永瀬:フルネームで呼ばれることなんてなかなかないよ(笑)。
出口:絶対に「廉くん」なんて呼びたくない。
永瀬:ははは!
ーー年齢的にもお二人の高校生姿を見られる機会はどんどん少なくなっていくと思いますが……。
永瀬:いや、勝手に決めつけないでください! まだまだ全然いけるんで(笑)。
出口:私もまだ高校生役が続いています(笑)。
永瀬:でも高校生を演じるのは楽しみではありましたね。僕は通信制の高校に通っていたので、実際の高校生活では高校生っぽいことができなかったので。日々の授業や文化祭みたいな行事ごとを含めて、作品を通して楽しむことができるので、それは本当に嬉しいです。
ーー映画の中では「夏休み」が描かれていますが、お二人にとっての“忘れられない夏休み”を教えてください。
永瀬:昔は、毎年夏休みの新潟のおばあちゃんの家に帰省していたんです。事務所に入ってからは仕事もあってなかなかそういう機会がなかったんですけど、高校生のときに地元の仲の良い友達と海辺の宿に泊まって、花火をしたり外でレジャーシートを敷いてご飯を食べたりして、朝そのまま仕事に行ったことがあって。それは“忘れられない夏休み”でしたね。めちゃくちゃ青春でした。
出口:私は夏休みに外に出た記憶があまりなくて。ずっとクーラーをかけた家の中で涼みながら過ごして、夏休み最後の1週間で残った宿題に焦る夏を毎年過ごしていました。食べるか寝るかしかしてなかったです(笑)。逆にこのお仕事を始めてから休みを大事にするようになって、友達とコテージを借りて泊まりで海のほうに行ったりしています。友達がみんな社会人なので、2~3カ月前からマネージャーさんにお願いして、私がみんなの休みに合わせているんです。
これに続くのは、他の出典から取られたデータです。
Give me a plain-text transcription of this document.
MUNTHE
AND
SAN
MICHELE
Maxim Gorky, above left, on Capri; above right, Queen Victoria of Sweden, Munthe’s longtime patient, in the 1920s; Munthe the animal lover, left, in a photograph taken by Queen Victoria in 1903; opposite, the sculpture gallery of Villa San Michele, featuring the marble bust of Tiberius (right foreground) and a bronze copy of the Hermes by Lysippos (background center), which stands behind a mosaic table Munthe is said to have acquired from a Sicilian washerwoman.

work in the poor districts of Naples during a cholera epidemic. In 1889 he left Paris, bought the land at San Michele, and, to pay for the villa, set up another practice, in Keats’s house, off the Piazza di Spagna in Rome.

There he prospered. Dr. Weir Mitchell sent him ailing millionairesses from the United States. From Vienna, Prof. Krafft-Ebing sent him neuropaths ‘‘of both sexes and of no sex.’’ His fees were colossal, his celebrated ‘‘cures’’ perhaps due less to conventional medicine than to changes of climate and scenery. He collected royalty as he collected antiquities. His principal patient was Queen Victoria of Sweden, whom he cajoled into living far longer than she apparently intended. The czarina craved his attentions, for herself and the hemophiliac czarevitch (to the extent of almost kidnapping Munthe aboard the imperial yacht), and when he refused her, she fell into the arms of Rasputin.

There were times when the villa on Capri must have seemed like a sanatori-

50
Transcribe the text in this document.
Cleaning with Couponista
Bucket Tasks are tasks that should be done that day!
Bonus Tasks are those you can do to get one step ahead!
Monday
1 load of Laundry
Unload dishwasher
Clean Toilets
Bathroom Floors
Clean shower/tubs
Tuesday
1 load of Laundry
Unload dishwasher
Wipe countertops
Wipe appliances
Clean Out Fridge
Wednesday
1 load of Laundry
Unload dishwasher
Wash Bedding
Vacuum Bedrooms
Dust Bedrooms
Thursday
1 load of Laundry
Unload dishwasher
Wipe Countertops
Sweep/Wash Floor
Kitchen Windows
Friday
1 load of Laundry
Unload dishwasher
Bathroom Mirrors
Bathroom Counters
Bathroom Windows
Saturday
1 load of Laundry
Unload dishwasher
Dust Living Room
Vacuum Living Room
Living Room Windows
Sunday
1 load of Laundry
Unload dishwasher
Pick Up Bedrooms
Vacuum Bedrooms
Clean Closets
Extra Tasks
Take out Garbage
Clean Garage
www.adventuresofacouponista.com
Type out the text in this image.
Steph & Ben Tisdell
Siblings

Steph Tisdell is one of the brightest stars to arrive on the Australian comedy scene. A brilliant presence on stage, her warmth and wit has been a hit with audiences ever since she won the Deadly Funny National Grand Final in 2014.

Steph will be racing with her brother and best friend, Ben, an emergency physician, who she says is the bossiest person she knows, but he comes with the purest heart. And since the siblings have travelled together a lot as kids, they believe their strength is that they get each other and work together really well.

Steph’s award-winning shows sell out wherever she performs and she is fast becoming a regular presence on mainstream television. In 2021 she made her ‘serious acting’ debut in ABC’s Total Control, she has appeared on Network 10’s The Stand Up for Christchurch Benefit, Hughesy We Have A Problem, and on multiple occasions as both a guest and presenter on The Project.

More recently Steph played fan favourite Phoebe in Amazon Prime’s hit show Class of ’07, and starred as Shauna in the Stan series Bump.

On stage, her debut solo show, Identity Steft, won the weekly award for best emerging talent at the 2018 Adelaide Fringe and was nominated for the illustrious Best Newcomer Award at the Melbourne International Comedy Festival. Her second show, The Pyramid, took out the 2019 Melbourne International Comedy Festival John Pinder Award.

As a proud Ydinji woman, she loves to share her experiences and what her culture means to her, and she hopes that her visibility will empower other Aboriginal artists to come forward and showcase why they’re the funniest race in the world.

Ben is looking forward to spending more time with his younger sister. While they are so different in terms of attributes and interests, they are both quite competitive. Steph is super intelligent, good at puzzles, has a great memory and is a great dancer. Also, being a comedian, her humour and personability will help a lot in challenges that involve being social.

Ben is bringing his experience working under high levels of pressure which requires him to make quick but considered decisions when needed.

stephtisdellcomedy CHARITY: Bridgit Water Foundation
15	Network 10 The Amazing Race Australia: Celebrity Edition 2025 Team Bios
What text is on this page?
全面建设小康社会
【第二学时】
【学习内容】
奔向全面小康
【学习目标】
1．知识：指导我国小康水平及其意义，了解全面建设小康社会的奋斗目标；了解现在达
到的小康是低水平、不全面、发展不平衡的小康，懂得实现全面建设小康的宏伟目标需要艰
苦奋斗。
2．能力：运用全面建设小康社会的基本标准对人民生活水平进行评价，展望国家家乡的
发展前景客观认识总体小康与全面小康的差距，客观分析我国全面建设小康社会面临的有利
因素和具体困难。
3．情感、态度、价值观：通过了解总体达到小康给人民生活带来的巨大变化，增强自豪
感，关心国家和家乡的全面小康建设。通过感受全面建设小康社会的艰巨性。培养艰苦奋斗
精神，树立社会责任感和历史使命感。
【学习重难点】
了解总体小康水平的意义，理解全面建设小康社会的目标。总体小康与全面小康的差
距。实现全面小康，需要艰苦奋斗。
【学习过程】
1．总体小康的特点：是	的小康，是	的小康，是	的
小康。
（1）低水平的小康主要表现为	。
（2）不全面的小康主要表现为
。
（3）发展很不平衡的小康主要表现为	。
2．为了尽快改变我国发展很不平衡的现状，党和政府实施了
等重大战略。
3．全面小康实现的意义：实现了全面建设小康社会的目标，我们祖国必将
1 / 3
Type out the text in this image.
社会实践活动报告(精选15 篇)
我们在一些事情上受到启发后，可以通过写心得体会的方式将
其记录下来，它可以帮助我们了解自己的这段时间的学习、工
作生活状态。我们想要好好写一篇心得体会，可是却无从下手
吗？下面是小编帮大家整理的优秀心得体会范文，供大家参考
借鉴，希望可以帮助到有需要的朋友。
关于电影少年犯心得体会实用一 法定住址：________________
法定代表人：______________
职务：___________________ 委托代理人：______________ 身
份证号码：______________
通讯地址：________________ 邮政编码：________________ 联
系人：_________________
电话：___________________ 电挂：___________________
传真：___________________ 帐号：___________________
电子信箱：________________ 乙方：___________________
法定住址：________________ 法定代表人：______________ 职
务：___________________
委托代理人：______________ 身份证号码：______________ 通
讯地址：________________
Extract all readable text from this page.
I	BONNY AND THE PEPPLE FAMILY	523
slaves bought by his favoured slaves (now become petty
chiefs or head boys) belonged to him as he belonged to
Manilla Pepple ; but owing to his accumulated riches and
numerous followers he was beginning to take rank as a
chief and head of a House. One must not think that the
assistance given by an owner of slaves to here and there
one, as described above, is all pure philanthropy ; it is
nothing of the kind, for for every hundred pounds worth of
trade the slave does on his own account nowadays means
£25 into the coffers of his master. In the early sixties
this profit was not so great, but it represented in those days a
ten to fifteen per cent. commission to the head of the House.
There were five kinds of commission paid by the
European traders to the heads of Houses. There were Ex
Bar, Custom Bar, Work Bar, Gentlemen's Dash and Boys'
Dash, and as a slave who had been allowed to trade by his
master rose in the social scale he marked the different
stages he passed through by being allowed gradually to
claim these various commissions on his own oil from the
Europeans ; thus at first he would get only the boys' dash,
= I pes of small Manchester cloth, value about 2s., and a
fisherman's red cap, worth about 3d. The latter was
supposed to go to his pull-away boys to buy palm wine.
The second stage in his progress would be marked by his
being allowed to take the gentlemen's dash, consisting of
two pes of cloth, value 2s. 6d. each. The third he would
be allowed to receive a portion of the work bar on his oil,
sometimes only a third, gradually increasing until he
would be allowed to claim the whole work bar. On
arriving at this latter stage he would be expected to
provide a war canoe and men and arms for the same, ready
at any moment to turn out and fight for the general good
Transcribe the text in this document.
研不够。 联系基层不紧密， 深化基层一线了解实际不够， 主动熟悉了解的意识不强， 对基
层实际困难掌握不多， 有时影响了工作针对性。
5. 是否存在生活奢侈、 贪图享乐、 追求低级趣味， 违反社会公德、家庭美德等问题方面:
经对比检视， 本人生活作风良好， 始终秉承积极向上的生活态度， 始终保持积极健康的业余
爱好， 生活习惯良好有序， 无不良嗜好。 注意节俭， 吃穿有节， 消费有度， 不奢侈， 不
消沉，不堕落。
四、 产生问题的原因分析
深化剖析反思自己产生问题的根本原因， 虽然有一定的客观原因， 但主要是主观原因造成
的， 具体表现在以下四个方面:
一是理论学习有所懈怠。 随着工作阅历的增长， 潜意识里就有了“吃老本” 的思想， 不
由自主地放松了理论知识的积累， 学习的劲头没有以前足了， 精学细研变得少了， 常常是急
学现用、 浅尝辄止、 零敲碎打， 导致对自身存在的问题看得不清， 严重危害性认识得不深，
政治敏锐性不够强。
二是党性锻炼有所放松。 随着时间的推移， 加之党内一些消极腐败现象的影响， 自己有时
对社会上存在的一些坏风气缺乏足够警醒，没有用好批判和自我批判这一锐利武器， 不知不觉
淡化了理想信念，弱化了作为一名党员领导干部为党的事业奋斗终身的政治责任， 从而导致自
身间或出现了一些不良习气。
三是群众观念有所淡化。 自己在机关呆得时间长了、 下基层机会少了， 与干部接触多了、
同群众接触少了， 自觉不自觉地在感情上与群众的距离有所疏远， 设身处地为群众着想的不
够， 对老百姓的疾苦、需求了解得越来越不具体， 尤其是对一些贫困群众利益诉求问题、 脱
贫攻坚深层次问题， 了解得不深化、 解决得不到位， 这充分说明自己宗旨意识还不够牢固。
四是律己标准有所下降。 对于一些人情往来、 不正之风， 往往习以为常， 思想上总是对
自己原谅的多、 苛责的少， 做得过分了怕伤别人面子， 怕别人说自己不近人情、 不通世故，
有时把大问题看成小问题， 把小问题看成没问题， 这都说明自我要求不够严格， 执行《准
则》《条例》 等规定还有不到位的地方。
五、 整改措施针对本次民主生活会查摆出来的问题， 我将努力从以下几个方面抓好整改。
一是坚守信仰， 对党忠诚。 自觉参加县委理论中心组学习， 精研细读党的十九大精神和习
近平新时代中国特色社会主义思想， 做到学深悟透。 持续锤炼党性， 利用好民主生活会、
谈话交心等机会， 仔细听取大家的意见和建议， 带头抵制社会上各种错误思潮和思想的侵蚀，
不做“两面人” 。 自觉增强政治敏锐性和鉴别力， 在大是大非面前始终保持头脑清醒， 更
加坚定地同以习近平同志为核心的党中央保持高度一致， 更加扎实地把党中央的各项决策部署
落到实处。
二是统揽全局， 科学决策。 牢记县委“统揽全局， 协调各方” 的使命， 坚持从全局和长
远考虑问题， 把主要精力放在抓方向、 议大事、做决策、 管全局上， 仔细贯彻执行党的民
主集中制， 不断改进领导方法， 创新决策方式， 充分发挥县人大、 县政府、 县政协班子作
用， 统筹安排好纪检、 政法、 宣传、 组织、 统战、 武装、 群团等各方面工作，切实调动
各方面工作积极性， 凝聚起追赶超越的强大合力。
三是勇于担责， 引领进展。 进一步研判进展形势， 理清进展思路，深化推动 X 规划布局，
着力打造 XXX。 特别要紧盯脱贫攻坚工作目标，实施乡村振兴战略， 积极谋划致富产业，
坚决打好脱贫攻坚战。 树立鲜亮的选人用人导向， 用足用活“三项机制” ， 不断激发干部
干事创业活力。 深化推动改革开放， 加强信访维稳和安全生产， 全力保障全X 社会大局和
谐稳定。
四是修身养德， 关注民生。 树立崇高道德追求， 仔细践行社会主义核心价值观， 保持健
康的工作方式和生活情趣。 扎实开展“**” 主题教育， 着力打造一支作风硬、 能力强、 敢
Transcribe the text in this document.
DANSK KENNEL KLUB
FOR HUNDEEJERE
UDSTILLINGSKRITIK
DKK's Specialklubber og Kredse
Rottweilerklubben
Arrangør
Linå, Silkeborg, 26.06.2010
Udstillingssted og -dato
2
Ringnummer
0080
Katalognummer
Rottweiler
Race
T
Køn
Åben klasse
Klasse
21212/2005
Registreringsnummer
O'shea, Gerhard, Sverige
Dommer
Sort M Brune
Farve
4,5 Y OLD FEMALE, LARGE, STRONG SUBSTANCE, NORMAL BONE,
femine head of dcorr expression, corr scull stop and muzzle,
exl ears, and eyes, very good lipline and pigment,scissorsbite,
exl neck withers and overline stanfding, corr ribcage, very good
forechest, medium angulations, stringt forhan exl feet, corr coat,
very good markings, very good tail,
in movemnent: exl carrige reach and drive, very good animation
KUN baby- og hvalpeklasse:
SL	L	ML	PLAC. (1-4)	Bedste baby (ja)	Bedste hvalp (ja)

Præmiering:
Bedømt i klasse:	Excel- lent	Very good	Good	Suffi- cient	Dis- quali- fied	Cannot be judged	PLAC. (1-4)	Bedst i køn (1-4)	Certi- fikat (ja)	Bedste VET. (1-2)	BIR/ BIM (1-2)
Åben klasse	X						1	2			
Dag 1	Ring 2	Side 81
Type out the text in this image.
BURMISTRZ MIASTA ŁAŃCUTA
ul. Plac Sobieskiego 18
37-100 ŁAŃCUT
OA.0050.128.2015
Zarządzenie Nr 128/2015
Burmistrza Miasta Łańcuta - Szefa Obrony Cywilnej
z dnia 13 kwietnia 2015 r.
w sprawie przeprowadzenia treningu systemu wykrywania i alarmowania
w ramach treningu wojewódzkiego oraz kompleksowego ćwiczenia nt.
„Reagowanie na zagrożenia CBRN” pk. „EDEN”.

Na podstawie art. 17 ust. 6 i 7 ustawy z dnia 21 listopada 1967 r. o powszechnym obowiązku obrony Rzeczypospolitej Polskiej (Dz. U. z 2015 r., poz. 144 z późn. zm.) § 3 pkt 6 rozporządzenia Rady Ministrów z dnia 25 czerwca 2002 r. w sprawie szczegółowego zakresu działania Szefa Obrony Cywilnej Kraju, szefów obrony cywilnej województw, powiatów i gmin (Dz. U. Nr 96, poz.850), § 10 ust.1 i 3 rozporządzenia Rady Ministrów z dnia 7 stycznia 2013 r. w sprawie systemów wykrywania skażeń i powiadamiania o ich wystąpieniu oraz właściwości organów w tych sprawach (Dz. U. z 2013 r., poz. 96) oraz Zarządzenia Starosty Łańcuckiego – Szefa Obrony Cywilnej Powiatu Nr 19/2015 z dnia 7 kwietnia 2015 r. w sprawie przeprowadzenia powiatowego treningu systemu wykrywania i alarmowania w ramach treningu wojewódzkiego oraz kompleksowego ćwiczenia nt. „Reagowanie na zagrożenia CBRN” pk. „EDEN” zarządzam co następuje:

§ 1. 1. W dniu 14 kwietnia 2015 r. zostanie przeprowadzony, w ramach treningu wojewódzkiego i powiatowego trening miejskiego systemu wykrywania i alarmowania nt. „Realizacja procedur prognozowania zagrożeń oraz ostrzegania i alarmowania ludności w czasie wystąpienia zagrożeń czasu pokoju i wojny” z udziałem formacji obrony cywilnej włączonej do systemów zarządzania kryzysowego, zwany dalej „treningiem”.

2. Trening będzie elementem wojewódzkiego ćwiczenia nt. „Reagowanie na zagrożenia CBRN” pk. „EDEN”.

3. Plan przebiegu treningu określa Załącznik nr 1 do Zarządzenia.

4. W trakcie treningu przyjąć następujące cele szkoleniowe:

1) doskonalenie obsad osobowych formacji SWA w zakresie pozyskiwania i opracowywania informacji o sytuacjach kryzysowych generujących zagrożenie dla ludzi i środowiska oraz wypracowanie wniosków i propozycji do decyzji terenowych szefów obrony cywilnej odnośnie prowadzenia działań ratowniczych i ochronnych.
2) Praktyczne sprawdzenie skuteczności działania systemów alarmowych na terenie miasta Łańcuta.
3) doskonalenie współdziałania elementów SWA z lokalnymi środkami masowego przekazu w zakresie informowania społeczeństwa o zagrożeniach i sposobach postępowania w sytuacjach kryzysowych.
永瀬:休み取るのってなかなかタイミングが難しくない?
出口:そうそう!
永瀬:相談すればお休みをもらえるんですけど、仕事が重なってどうしても取れない時期が続いて。ちょっと空気を読みながら(笑)。
出口:わかる! 空気を察して(笑)。
永瀬:前、「3日くらい休みをください」って言ったらもらえたんですけど、普通3連休だと思うじゃないですか。なのに、まさかの飛び飛びで(笑)。そういうときは遠出はできないので、とりあえず前日は友達と飲みに行って、休みの当日は買い物に行ったりして過ごしてます。
ーー『余命一年の僕が、余命半年の君と出会った話。』は、まさにそういう日常の大切さを改めて噛み締めるような作品ですよね。お二人も改めてなにか感じることがあったのでは?
永瀬:秋人と春奈の姿を通して、普段生活しているこの時間が当たり前ではないということを痛感しました。もし自分が秋人や春奈のような立場になったら、二人のように行動できるのかということもいろいろ考えましたね。そういう意味でもいろんなことに気づかせてくれる作品だと思います。
出口:実際に余命を宣告される方もたくさんいらっしゃって。私は、本当にいま生きているこの日々を大事にしなければいけないなと思いました。